O que é que eu posso dizer-lhe sobre Justa?
Somos vizinhos, ou éramos, porque pelo que li no jornal da manhã de hoje ela ainda não tinha sido encontrada e era cada vez mais remota a possibilidade de a encontrarem viva, mas sobre isso os senhores saberiam certamente mais que eu se não se desse o caso de, segundo as notícias deste canal de televisão que as exigências da clientela me obrigam a ter todo o dia aberto, a Justa ter sido encontrada morta há momentos. Enfim, por mais esforçados que sejam os agentes da polícia, as notícias dos repórteres chegam-nos à velocidade da luz, e, quero acreditar que os senhores guardas ainda não conhecem as últimas sobre o caso que aqui vos trouxe e que ouvi agora mesmo.


Pago-lhe renda há muitos anos por este espaço, ela mora, morava, por cima, é, era, também a minha cliente mais assídua, tomava aqui todas as refeições desde que ficou viúva.

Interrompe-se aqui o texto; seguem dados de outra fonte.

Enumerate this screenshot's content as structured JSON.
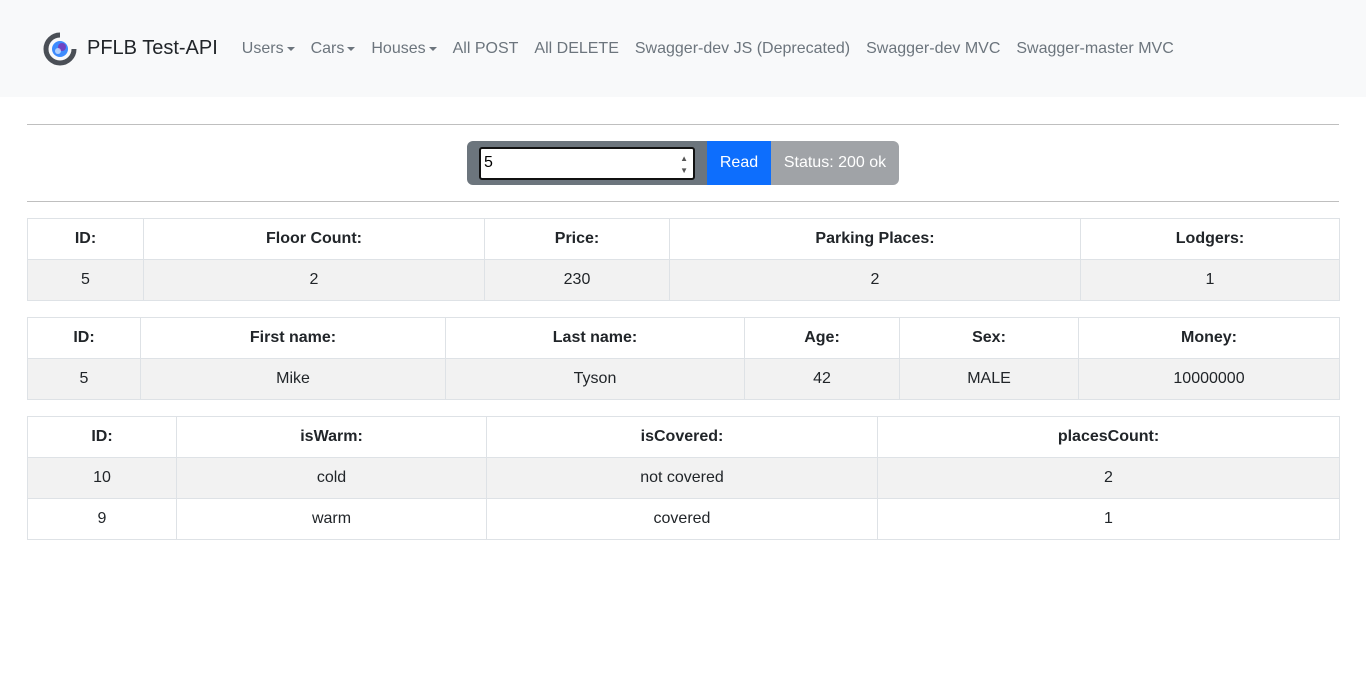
{
  "navbar": {
    "brand": "PFLB Test-API",
    "links": [
      {
        "label": "Users",
        "dropdown": true
      },
      {
        "label": "Cars",
        "dropdown": true
      },
      {
        "label": "Houses",
        "dropdown": true
      },
      {
        "label": "All POST",
        "dropdown": false
      },
      {
        "label": "All DELETE",
        "dropdown": false
      },
      {
        "label": "Swagger-dev JS (Deprecated)",
        "dropdown": false
      },
      {
        "label": "Swagger-dev MVC",
        "dropdown": false
      },
      {
        "label": "Swagger-master MVC",
        "dropdown": false
      }
    ]
  },
  "reader": {
    "input_value": "5",
    "read_label": "Read",
    "status_text": "Status: 200 ok"
  },
  "house_table": {
    "headers": [
      "ID:",
      "Floor Count:",
      "Price:",
      "Parking Places:",
      "Lodgers:"
    ],
    "rows": [
      [
        "5",
        "2",
        "230",
        "2",
        "1"
      ]
    ]
  },
  "lodger_table": {
    "headers": [
      "ID:",
      "First name:",
      "Last name:",
      "Age:",
      "Sex:",
      "Money:"
    ],
    "rows": [
      [
        "5",
        "Mike",
        "Tyson",
        "42",
        "MALE",
        "10000000"
      ]
    ]
  },
  "parking_table": {
    "headers": [
      "ID:",
      "isWarm:",
      "isCovered:",
      "placesCount:"
    ],
    "rows": [
      [
        "10",
        "cold",
        "not covered",
        "2"
      ],
      [
        "9",
        "warm",
        "covered",
        "1"
      ]
    ]
  },
  "colors": {
    "accent": "#0d6efd",
    "navbar_bg": "#f8f9fa",
    "input_group_bg": "#6c757d",
    "status_bg": "#a0a3a7"
  }
}
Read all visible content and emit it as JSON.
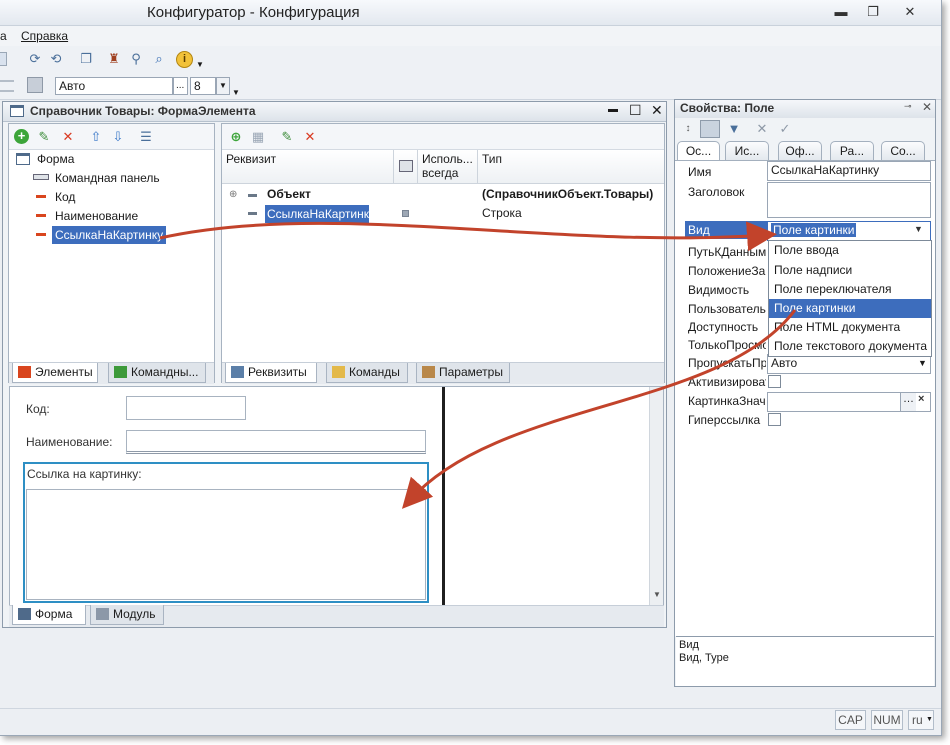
{
  "window": {
    "title": "Конфигуратор - Конфигурация",
    "controls": {
      "minimize": "▬",
      "maximize": "❐",
      "close": "✕"
    }
  },
  "menu": {
    "items": [
      "а",
      "Справка"
    ]
  },
  "toolbar2": {
    "font_combo": "Авто",
    "font_ellipsis": "...",
    "size_combo": "8"
  },
  "form_window": {
    "title": "Справочник Товары: ФормаЭлемента",
    "controls": {
      "minimize": "▬",
      "maximize": "☐",
      "close": "✕"
    },
    "tree": {
      "items": [
        {
          "label": "Форма"
        },
        {
          "label": "Командная панель"
        },
        {
          "label": "Код"
        },
        {
          "label": "Наименование"
        },
        {
          "label": "СсылкаНаКартинку"
        }
      ]
    },
    "tree_tabs": [
      "Элементы",
      "Командны..."
    ],
    "attributes": {
      "headers": {
        "col1": "Реквизит",
        "col2_line1": "Исполь...",
        "col2_line2": "всегда",
        "col3": "Тип"
      },
      "rows": [
        {
          "name": "Объект",
          "type": "(СправочникОбъект.Товары)"
        },
        {
          "name": "СсылкаНаКартинку",
          "type": "Строка"
        }
      ]
    },
    "attr_tabs": [
      "Реквизиты",
      "Команды",
      "Параметры"
    ],
    "preview": {
      "code_label": "Код:",
      "name_label": "Наименование:",
      "picture_label": "Ссылка на картинку:"
    },
    "bottom_tabs": [
      "Форма",
      "Модуль"
    ]
  },
  "properties": {
    "title": "Свойства: Поле",
    "tabs": [
      "Ос...",
      "Ис...",
      "Оф...",
      "Ра...",
      "Со..."
    ],
    "rows": [
      {
        "label": "Имя",
        "value": "СсылкаНаКартинку"
      },
      {
        "label": "Заголовок",
        "value": ""
      },
      {
        "label": "Вид",
        "value": "Поле картинки"
      },
      {
        "label": "ПутьКДанным",
        "value": ""
      },
      {
        "label": "ПоложениеЗаго",
        "value": ""
      },
      {
        "label": "Видимость",
        "value": ""
      },
      {
        "label": "Пользовательс",
        "value": ""
      },
      {
        "label": "Доступность",
        "value": ""
      },
      {
        "label": "ТолькоПросмо",
        "value": ""
      },
      {
        "label": "ПропускатьПри",
        "value": "Авто"
      },
      {
        "label": "Активизироват",
        "value": ""
      },
      {
        "label": "КартинкаЗначе",
        "value": ""
      },
      {
        "label": "Гиперссылка",
        "value": ""
      }
    ],
    "dropdown_options": [
      "Поле ввода",
      "Поле надписи",
      "Поле переключателя",
      "Поле картинки",
      "Поле HTML документа",
      "Поле текстового документа"
    ],
    "dropdown_selected_index": 3,
    "help": {
      "line1": "Вид",
      "line2": "Вид, Type"
    }
  },
  "statusbar": {
    "cap": "CAP",
    "num": "NUM",
    "lang": "ru"
  },
  "colors": {
    "selection": "#3d6dbd",
    "arrow": "#c2432b",
    "frame_highlight": "#2e8fc4"
  }
}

Vivia no primeiro andar deste prédio de cinco andares, que, aliás, lhe pertencia na totalidade, agora não sei a quem vai pertencer. Foi construído pelo pai, que era empreiteiro, um homem simples, iniciou-se na profissão como trolha e fez uma fortuna considerável, teve quatro filhos, dois homens, duas mulheres, a Justa, a mais velha, herdou este prédio, os irmãos ficaram com outros, preferiu ficar no primeiro andar por não gostar de morar em andares altos. Casou-se com o engenheiro das obras que o pai construiu, mas não tiveram filhos. O engenheiro sofria de problemas respiratórios, nos últimos anos de vida tinha dificuldades em caminhar, faleceu há uns cinco anos, ou mais, o tempo foge-nos, não é?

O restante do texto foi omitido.